[time-nuts] reference oscillator input circuit

John Miles jmiles at pop.net
Wed Dec 8 22:46:03 UTC 2010


The Wenzel diff-amp circuit is OK but it will run out of steam before 100
MHz unless you use different transistors.  On the other hand you really have
to go out of your way to corrupt the signal at the -125 dBc/Hz level.  At
that level of play any decent comparator with the necessary slew rate will
be fine.

A 74AC gate looks good in this scenario:
http://www.ke5fx.com/ac.htm

... subject to what other people have said about it being sensitive to input
level.

-- john, KE5FX



> -----Original Message-----
> From: time-nuts-bounces at febo.com [mailto:time-nuts-bounces at febo.com]On
> Behalf Of jimlux
> Sent: Wednesday, December 08, 2010 7:31 AM
> To: Discussion of precise time and frequency measurement
> Subject: [time-nuts] reference oscillator input circuit
>
>
> I'm looking for suggestions on a general circuit that can be used to
> receive an external frequency reference (nominally a real clean sine
> wave at, say, 10 MHz, although up to 100 MHz is possible) and turn it
> into a "real clean" square wave.  Galvanic isolation is a plus (a
> transformer or capacitor would probably do that).
>
> I was thinking about rummaging through the schematics for test equipment
> reference inputs (since they've already "solved" the problem, eh?), but
> any other ideas would be welcome.
>
> I've scanned the archives of time-nuts, and while we have a fair amount
> of discussion on how to square up the 1Hz (or 100Hz) in a phase
> noise/ADEV setup, not so much on what to do with the 10 MHz.  Rick has
> commented that you don't want to use a comparator.

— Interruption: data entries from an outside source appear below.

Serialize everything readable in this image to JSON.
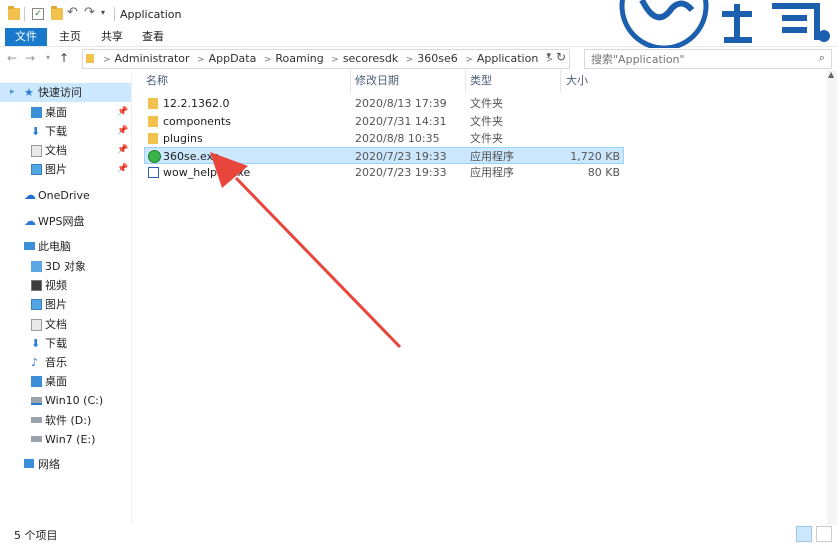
{
  "window": {
    "title": "Application"
  },
  "ribbon": {
    "tabs": [
      "文件",
      "主页",
      "共享",
      "查看"
    ]
  },
  "address": {
    "crumbs": [
      "Administrator",
      "AppData",
      "Roaming",
      "secoresdk",
      "360se6",
      "Application"
    ]
  },
  "search": {
    "placeholder": "搜索\"Application\""
  },
  "nav": {
    "quick_access": "快速访问",
    "quick_items": [
      "桌面",
      "下载",
      "文档",
      "图片"
    ],
    "onedrive": "OneDrive",
    "wps": "WPS网盘",
    "this_pc": "此电脑",
    "pc_items": [
      "3D 对象",
      "视频",
      "图片",
      "文档",
      "下载",
      "音乐",
      "桌面"
    ],
    "drives": [
      "Win10 (C:)",
      "软件 (D:)",
      "Win7 (E:)"
    ],
    "network": "网络"
  },
  "columns": {
    "name": "名称",
    "modified": "修改日期",
    "type": "类型",
    "size": "大小"
  },
  "files": [
    {
      "name": "12.2.1362.0",
      "modified": "2020/8/13 17:39",
      "type": "文件夹",
      "size": "",
      "icon": "folder-icon"
    },
    {
      "name": "components",
      "modified": "2020/7/31 14:31",
      "type": "文件夹",
      "size": "",
      "icon": "folder-icon"
    },
    {
      "name": "plugins",
      "modified": "2020/8/8 10:35",
      "type": "文件夹",
      "size": "",
      "icon": "folder-icon"
    },
    {
      "name": "360se.exe",
      "modified": "2020/7/23 19:33",
      "type": "应用程序",
      "size": "1,720 KB",
      "icon": "browser-360-icon",
      "selected": true
    },
    {
      "name": "wow_helper.exe",
      "modified": "2020/7/23 19:33",
      "type": "应用程序",
      "size": "80 KB",
      "icon": "exe-icon"
    }
  ],
  "status": {
    "item_count": "5 个项目"
  },
  "annotation": {
    "color": "#e8453c",
    "icon": "red-arrow-pointer"
  },
  "colors": {
    "accent": "#1979ca",
    "selection": "#cce8ff"
  }
}
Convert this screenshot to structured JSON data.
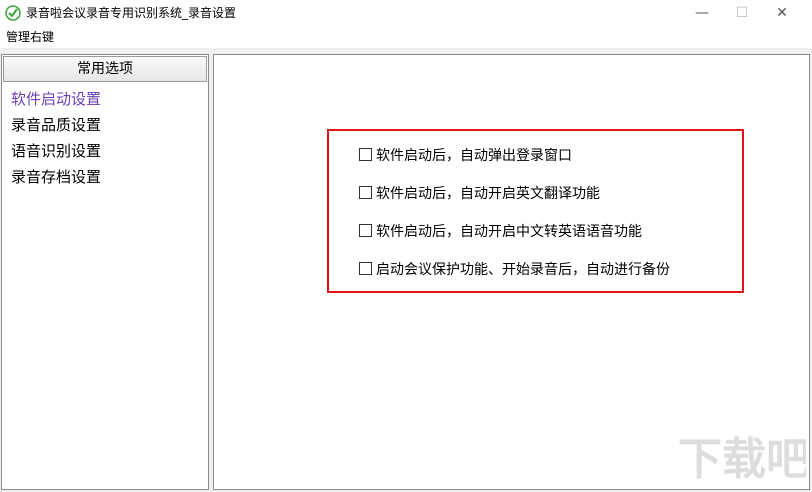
{
  "window": {
    "title": "录音啦会议录音专用识别系统_录音设置",
    "minimize": "—",
    "maximize": "☐",
    "close": "✕"
  },
  "menu": {
    "items": [
      {
        "label": "管理右键"
      }
    ]
  },
  "sidebar": {
    "header": "常用选项",
    "items": [
      {
        "label": "软件启动设置",
        "active": true
      },
      {
        "label": "录音品质设置",
        "active": false
      },
      {
        "label": "语音识别设置",
        "active": false
      },
      {
        "label": "录音存档设置",
        "active": false
      }
    ]
  },
  "settings": {
    "options": [
      {
        "label": "软件启动后，自动弹出登录窗口",
        "checked": false
      },
      {
        "label": "软件启动后，自动开启英文翻译功能",
        "checked": false
      },
      {
        "label": "软件启动后，自动开启中文转英语语音功能",
        "checked": false
      },
      {
        "label": "启动会议保护功能、开始录音后，自动进行备份",
        "checked": false
      }
    ]
  },
  "watermark": {
    "text": "下载吧"
  },
  "colors": {
    "highlight": "#e0131b",
    "active_nav": "#6a3fb5",
    "icon": "#3aa53a"
  }
}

I have the papers by
> Dick, et al, and Collins, as well as all the others.. they tend to be
> looking at the low frequency problem, although the analysis is certainly
> applicable.
>
> I don't know that I'm looking for the whole multiple limiting stages
> scheme in any case.
>
> Oh, as far as performance.. Say the need is to not horribly degrade a
> good quality crystal oscillator... here's a typical set of specs:
> 76 MHz
> 1Hz <-90dBc
> 10Hz <-110dBc
> 100Hz <-120dBc
> 1k-100k <-125dBc
>
> Adevs of the oscillator run from 5E-12 at 0.1 sec, down to 1E-12 at 10
> sec, and back up to 2 E-12 at 1000sec.